Suppose $A\in \mathbb{R}^{n\times n}$ and $B\in \mathbb{R}^{n\times m}$ with $n>m$ and $rank(B)=m$.
Now given $B$, I would like to find all $A$'s such that $AB$ and $B$ have the same column space.
A trivial solution would be $A=I_n$, but I would like to find all solutions (explicitly if possible? or any necessary and sufficient condition that $A$ need to satisify?)
Let $\{e_1,e_2,\ldots,e_n\}$ be the standard basis of $\mathbb R^n$ and $B=USV^T$ be a singular value decomposition.
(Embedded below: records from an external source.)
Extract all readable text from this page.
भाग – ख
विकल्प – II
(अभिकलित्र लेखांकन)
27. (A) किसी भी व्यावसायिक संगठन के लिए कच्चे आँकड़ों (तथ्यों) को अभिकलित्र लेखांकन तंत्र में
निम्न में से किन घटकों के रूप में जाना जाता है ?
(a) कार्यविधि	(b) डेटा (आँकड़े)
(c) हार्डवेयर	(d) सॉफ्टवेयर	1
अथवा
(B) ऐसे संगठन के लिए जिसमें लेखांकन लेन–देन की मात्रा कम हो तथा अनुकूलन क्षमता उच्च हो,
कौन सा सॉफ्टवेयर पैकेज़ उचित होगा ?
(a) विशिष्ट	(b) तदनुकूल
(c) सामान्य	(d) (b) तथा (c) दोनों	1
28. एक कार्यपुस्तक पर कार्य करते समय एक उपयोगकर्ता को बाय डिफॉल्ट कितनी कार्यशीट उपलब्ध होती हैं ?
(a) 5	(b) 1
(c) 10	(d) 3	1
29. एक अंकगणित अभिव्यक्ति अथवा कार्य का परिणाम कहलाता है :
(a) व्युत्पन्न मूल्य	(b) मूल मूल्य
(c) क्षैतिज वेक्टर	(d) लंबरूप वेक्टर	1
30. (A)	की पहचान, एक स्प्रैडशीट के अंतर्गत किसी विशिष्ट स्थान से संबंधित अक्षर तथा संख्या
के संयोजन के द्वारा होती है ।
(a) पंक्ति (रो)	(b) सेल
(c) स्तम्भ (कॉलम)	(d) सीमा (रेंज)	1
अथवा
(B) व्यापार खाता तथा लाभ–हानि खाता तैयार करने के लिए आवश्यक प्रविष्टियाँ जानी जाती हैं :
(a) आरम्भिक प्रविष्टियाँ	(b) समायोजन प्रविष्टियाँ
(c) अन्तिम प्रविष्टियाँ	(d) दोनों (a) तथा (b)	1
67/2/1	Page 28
Since $U$ and $V$ are nonsingular, \begin{aligned} &\operatorname{range}(B)=\operatorname{range}(AB)\\ &\Leftrightarrow\operatorname{range}(U^TBV)=\operatorname{range}(U^TABV)\\ &\Leftrightarrow\operatorname{range}(S)=\operatorname{range}(U^TAUS).\\ \end{aligned} As $B$ has rank $m$, the image of $S$ is $\operatorname{span}\{e_1,e_2,\ldots,e_m\}$. Therefore $\operatorname{range}(B)=\operatorname{range}(AB)$ if and only if the linear span of the first $m$ columns of $U^TAU$ is identical to $\operatorname{span}\{e_1,e_2,\ldots,e_m\}$. This means $U^TAU$ is in the form of $\pmatrix{X&\ast\\ 0&\ast}$. Hence the general solution is given by $A=U\pmatrix{X&\ast\\ 0&\ast}U^T$ where $X\in GL_m(\mathbb R)$.